Am Bacherl funktionieren Wobbler immer gut.
Grad schwimmende Modelle.
Zurzeit Fische ich die Rebo und Broun Trout in 5g von Zebco (Gitec).
Die kleinen Modelle von ugly duckling sind auch immer dabei.
Und Minnow Modelle von Rapala.
Auch die Rebo der gleichen Marke kommt immer wieder mal zum Einsatz.

Und wenn gar nix geht n mini Twister in Motor Oil oder grün Glitter mit 1g Jig Kopf oder Chebu in Signal Orange.

Ein Gummi Modell in Motor Oil hat ja gefühlt jeder zweite  Raubfischangler im Gepäck.

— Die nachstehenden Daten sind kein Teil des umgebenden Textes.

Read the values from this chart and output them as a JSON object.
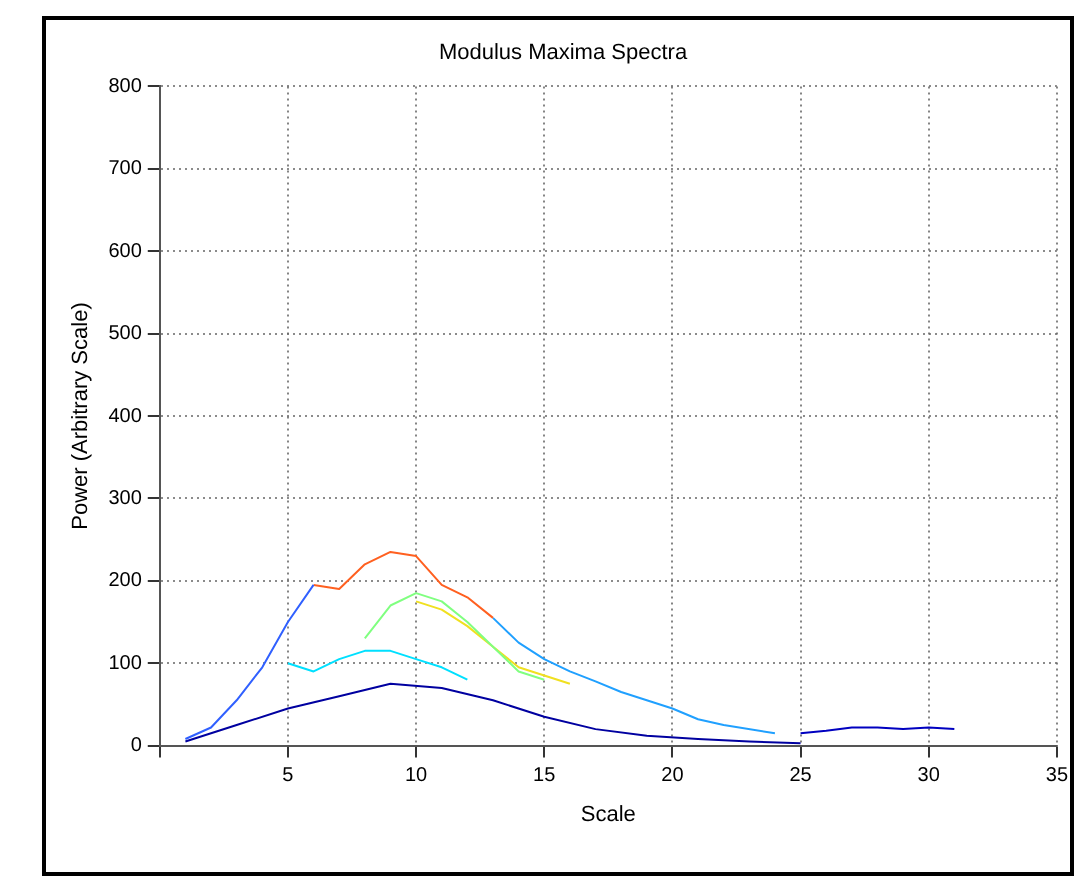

Viel Spaß beim testen,  Grüße Michi

Ps.
Hab jetzt erst gesehen das der Thread Uralt ist und es warscheinlich keinen Sinn macht den TE zu zitieren.
Aber egal vielleicht helfen die Tipps irgend jemand.


----------



## Andal (28. September 2020)

Forelle74 schrieb:


> Und wenn gar nix geht n mini Twister in Motor Oil oder grün Glitter mit 1g Jig Kopf oder Chebu in Signal Orange.


Und für was zarrst de andern dann mit?


----------



## Forelle74 (28. September 2020)

Andal schrieb:


> Und für was zarrst de andern dann mit?


Hehe ja könnte man denken  .

ich zer eh viel zu viel mit.
Außerdem funktioniert der nicht überall so gut.
Im 8m tiefen Baggerse im Winter zb.
Und weit werfen lassen sich die Dinger ohne zusätzliches Gewicht auch nicht 
Irgendwie ist Angeln halt ne eigene Wissenschaft für sich.
Mann kan nie mit nur einem Köder auskommen .
Dann würd ja ein ganzer Wirtschaftszweig zusammen brechen.


----------



## Esox 1960 (28. September 2020)

Forelle74 schrieb:


> Hehe ja könnte man denken  .
> 
> ich zer eh viel zu viel mit.
> Außerdem funktioniert der nicht überall so gut.
> ...



Mann kann nie mit nur einem Köder auskommen.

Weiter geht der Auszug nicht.